Epidural hematoma is the result of a lacerated middle meningeal artery, often caused by blunt force trauma to the lateral skull superior to the ear at the pterion. Arterial hemorrhage in the epidural space (a potential space between the dura mater and overlying skull) accumulates quickly and does not cross suture lines. Thus, compression and eventual herniation of the brain can lead to focal neurologic deficits, confusion, and death. Patients will often present with abrupt syncope and then resolution. After a brief lucid interval where the patient may feel normal, significant focal neurologic deficits and signs of increased intracranial pressure may develop. Computed tomography (CT) will display a classic hyperdense “lens-shaped” lesion, and treatment is emergent craniotomy and hematoma evacuation.
Basilar Skull Fractures
Fractures of the skull base should be considered whenever a significant trauma mechanism is involved (most often, a motor vehicle collision). The patient’s presenting signs and symptoms will depend on the location and extent of the fracture. However, patients often present with periorbital ecchymosis (Raccoon eyes) and postauricular ecchymosis (Battle sign), CSF rhinorrhea or otorrhea depending on whether the cribriform plate or petrous temporal bone is fractured, and focal or global neurologic deficits. Thin-slice CT has become an integral part of the diagnosis of subtle skull base fractures.

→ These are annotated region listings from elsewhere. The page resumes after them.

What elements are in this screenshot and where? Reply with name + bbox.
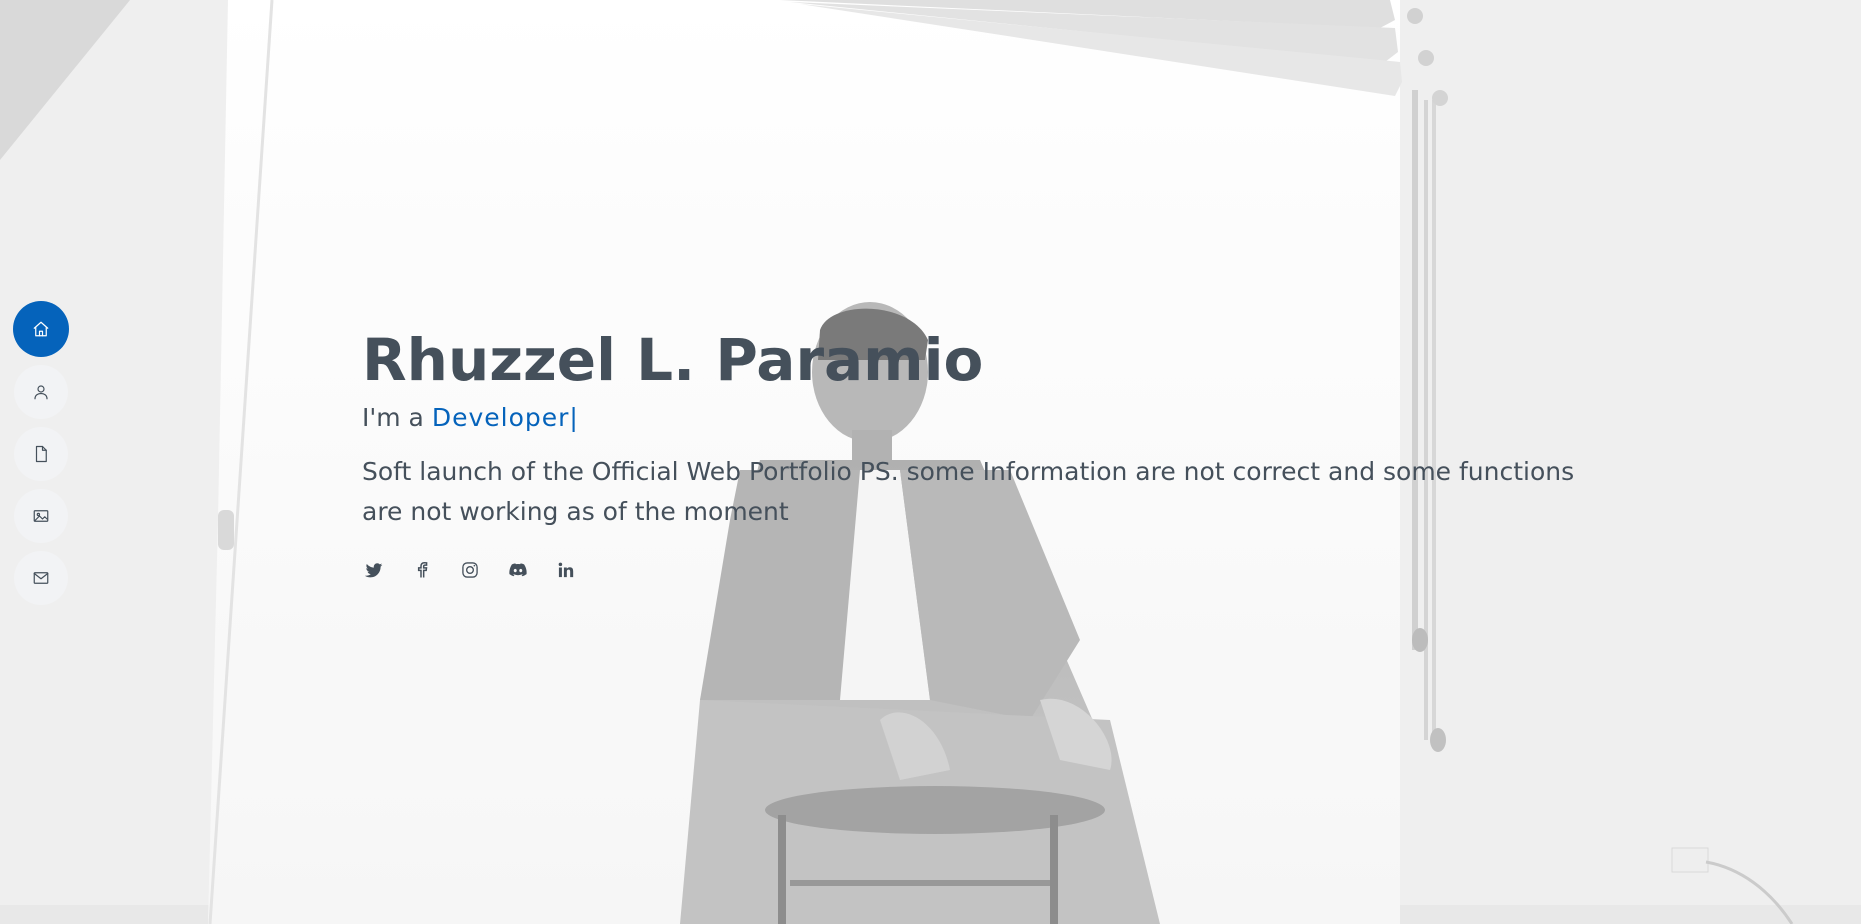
hero-description: Soft launch of the Official Web Portfoli… — [362, 457, 1575, 526]
social-link-linkedin[interactable] — [554, 558, 578, 582]
page: Home About Resume Portfolio — [0, 0, 1861, 924]
hero-section: Rhuzzel L. Paramio I'm a Developer| Soft… — [362, 320, 1642, 582]
file-icon — [35, 445, 47, 463]
social-link-instagram[interactable] — [458, 558, 482, 582]
social-link-discord[interactable] — [506, 558, 530, 582]
image-icon — [33, 510, 49, 522]
nav-item-home[interactable]: Home — [13, 301, 69, 357]
house-icon — [33, 321, 49, 337]
typing-cursor: | — [569, 403, 578, 432]
social-links — [362, 558, 1642, 582]
instagram-icon — [462, 562, 478, 578]
typed-role: Developer — [431, 403, 570, 432]
side-navigation: Home About Resume Portfolio — [13, 301, 69, 613]
envelope-icon — [33, 572, 49, 584]
hero-role: I'm a Developer| — [362, 398, 1642, 438]
role-prefix: I'm a — [362, 403, 432, 432]
twitter-icon — [364, 563, 383, 578]
linkedin-icon — [558, 562, 574, 578]
social-link-twitter[interactable] — [362, 558, 386, 582]
discord-icon — [509, 563, 527, 577]
nav-item-portfolio[interactable]: Portfolio — [14, 489, 68, 543]
social-link-facebook[interactable] — [410, 558, 434, 582]
facebook-icon — [417, 561, 428, 578]
person-icon — [34, 385, 48, 400]
nav-item-about[interactable]: About — [14, 365, 68, 419]
nav-item-resume[interactable]: Resume — [14, 427, 68, 481]
hero-name: Rhuzzel L. Paramio — [362, 326, 984, 394]
nav-item-contact[interactable]: Contact — [14, 551, 68, 605]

When interpreting imaging of the skull, a strong understanding of the sutures and their normal variants is needed because of the easy misinterpretation of a suture for a fracture; this is especially true with the increasingly prevalent use of high-resolution CT scans as they can now pick up subtle fractures and the cranial sutures. The anatomy of a child’s skull is continually changing, and these variations are important to note. Clinical correlation is often necessary in these cases.